Nem sempre, porém, a trajetória parecia ser dourada. “Quando eu escolhi cursar IA, fui conversar com alguns professores, que me disseram: ‘Se eu fosse você, não escolheria esse curso’. Era algo ainda muito novo, um assunto mais de mestrado ou doutorado”, disse o recém-formado Gabriel Jhordan Gomes, de 23 anos. “Mas agora, já formado, eu vejo que esse curso foi a escolha certa.”

De fato, o timing não poderia ser melhor. Após o lançamento do ChatGPT pela OpenAI, em novembro de 2022, houve uma corrida global para investimentos na área. Apenas o “G-7 da tecnologia” – composto por Apple, Amazon, Google, Meta, Microsoft, Nvidia e Tesla – se valorizou em 74%, e seu valor de mercado chega a US$ 12 trilhões (por volta de R$ 61,4 trilhões).

As cifras superlativas refletem a expectativa do impacto econômico da tecnologia. Segundo o Fundo Monetário Internacional (FMI), cerca de 40% de todas as ocupações do mundo vão ficar expostas aos efeitos da inteligência artificial positivamente e negativamente. Nos casos negativos, o cenário pode ser de redução de mão de obra, achatamento dos salários e redução de contratações — e até de desaparecimento de ocupações. Mas nos cenários positivos, pode existir aumento de eficiência e renda.

O panorama hoje é bastante atraente e já gerou uma onda de cursos, workshops e especialistas no tema. Mesmo assim, para alguns dos formandos a escolha traçou caminhos quase aleatórios.

“Descobri esse curso na colação de grau da minha irmã na UFG. Ouvi o reitor falando que iam criar essa graduação nova. Minha primeira opção era Medicina, mas não alcancei a nota de corte”, afirmou Heloisy Rodrigues, de 24 anos, primeira e única mulher a se formar em IA até agora. “Faltando dois dias para o Sisu fechar, eu lembrei do curso, fui pesquisar e vi que o mercado era muito bom. Eu não sabia o que esperar, não conhecia a área de tecnologia, mas eu sempre tive facilidade com exatas, então, resolvi tentar. Foi o tiro no escuro mais certeiro.”
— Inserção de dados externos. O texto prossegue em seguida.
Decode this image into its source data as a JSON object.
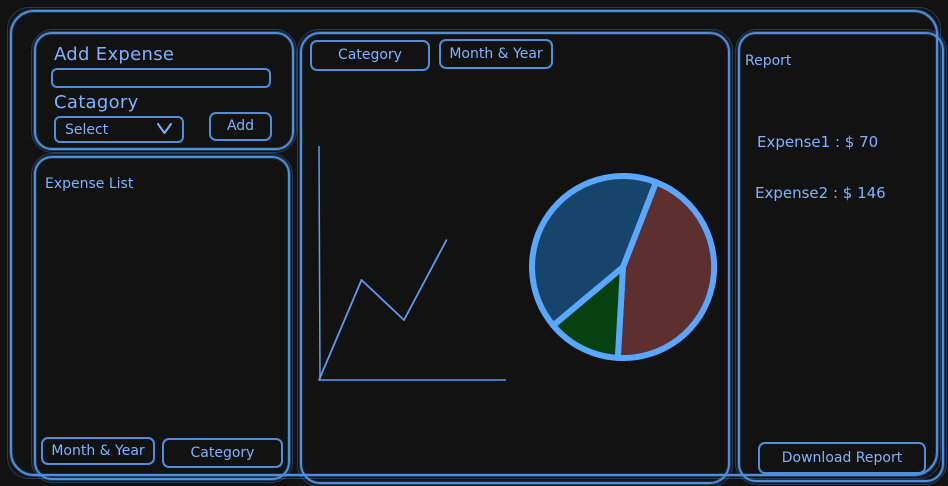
{
  "add_expense": {
    "title": "Add Expense",
    "input_value": "",
    "input_placeholder": "",
    "category_label": "Catagory",
    "select_value": "Select",
    "add_button": "Add"
  },
  "expense_list": {
    "title": "Expense List",
    "filters": [
      "Month & Year",
      "Category"
    ]
  },
  "chart_panel": {
    "tabs": [
      "Category",
      "Month & Year"
    ],
    "colors": {
      "line": "#5b9cf0",
      "pie_outline": "#5aa7ff",
      "slice_red": "#5e2f2f",
      "slice_green": "#06410f",
      "slice_blue": "#17446a"
    }
  },
  "chart_data": [
    {
      "type": "line",
      "title": "",
      "xlabel": "",
      "ylabel": "",
      "x": [
        0,
        1,
        2,
        3
      ],
      "values": [
        0,
        5,
        3,
        7
      ],
      "xlim": [
        0,
        4.4
      ],
      "ylim": [
        0,
        10
      ],
      "grid": false
    },
    {
      "type": "pie",
      "title": "",
      "slices": [
        {
          "value": 45,
          "color": "#5e2f2f"
        },
        {
          "value": 13,
          "color": "#06410f"
        },
        {
          "value": 42,
          "color": "#17446a"
        }
      ]
    }
  ],
  "report": {
    "title": "Report",
    "items": [
      "Expense1 : $ 70",
      "Expense2 : $ 146"
    ],
    "download_button": "Download Report"
  }
}
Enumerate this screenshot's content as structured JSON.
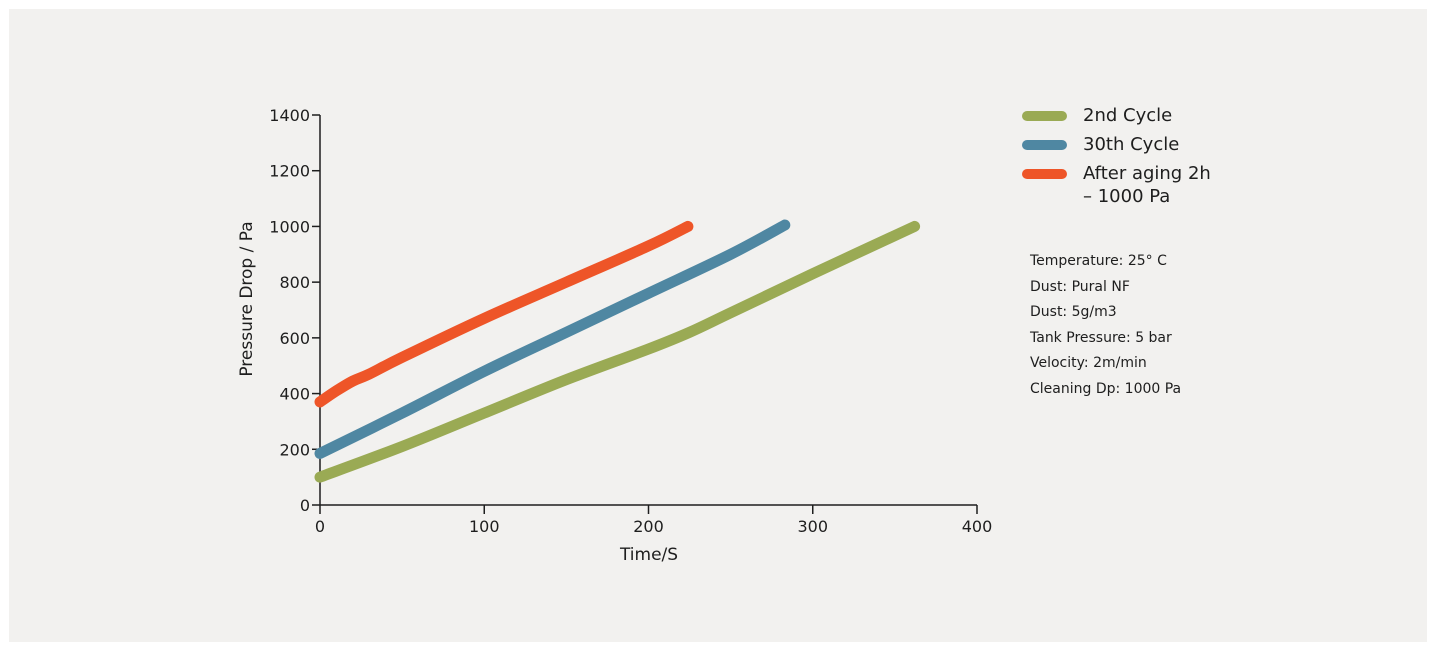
{
  "chart_data": {
    "type": "line",
    "title": "",
    "xlabel": "Time/S",
    "ylabel": "Pressure Drop / Pa",
    "xlim": [
      0,
      400
    ],
    "ylim": [
      0,
      1400
    ],
    "x_ticks": [
      "0",
      "100",
      "200",
      "300",
      "400"
    ],
    "y_ticks": [
      "0",
      "200",
      "400",
      "600",
      "800",
      "1000",
      "1200",
      "1400"
    ],
    "grid": false,
    "legend_position": "right",
    "series": [
      {
        "name": "2nd Cycle",
        "color": "#9aaa54",
        "points": [
          [
            0,
            100
          ],
          [
            50,
            210
          ],
          [
            100,
            330
          ],
          [
            150,
            450
          ],
          [
            200,
            560
          ],
          [
            225,
            620
          ],
          [
            250,
            690
          ],
          [
            300,
            830
          ],
          [
            362,
            1000
          ]
        ]
      },
      {
        "name": "30th Cycle",
        "color": "#4f87a2",
        "points": [
          [
            0,
            185
          ],
          [
            50,
            330
          ],
          [
            100,
            480
          ],
          [
            150,
            620
          ],
          [
            200,
            760
          ],
          [
            250,
            900
          ],
          [
            283,
            1005
          ]
        ]
      },
      {
        "name": "After aging 2h\n– 1000 Pa",
        "color": "#ee5528",
        "points": [
          [
            0,
            370
          ],
          [
            10,
            410
          ],
          [
            20,
            445
          ],
          [
            30,
            470
          ],
          [
            50,
            530
          ],
          [
            100,
            670
          ],
          [
            150,
            800
          ],
          [
            200,
            930
          ],
          [
            224,
            1000
          ]
        ]
      }
    ],
    "annotations": [
      "Temperature: 25° C",
      "Dust: Pural NF",
      "Dust: 5g/m3",
      "Tank Pressure: 5 bar",
      "Velocity: 2m/min",
      "Cleaning Dp: 1000 Pa"
    ]
  }
}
Mesmo assim, ingressar no curso está longe de ser tarefa fácil. Ele tem uma das maiores notas de corte pelo Sisu: o aluno deve alcançar pelo menos 778,81 no Enem, ficando atrás apenas das notas de corte de Engenharia de Software (791,84) e Medicina (795,83).

COMO FUNCIONA. Mas como foi possível nascer em uma universidade pública, bem antes da moda da IA, uma graduação focada na tecnologia? “Temos o Centro de Excelência em Inteligência Artificial na UFG, onde fazemos projetos de inovação de IA para empresas, e vemos esse movimento na indústria desde 2012. Observamos as demandas

dessas empresas para projetar o curso, principalmente porque vimos que faltava gente para executar esses projetos”, afirmou Anderson Soares, coordenador do curso.

“Para estruturar o curso, a gente buscou elencar tudo aquilo que a gente via que estava acontecendo nas empresas”, disse Soares. “A área de exatas tem uma evasão infelizmente muito alta. Então, resolvemos mudar algumas coisas, aproveitando esse novo cenário da tecnologia, para fazer com que os alunos tivessem experiências práticas e efetivas durante a formação.”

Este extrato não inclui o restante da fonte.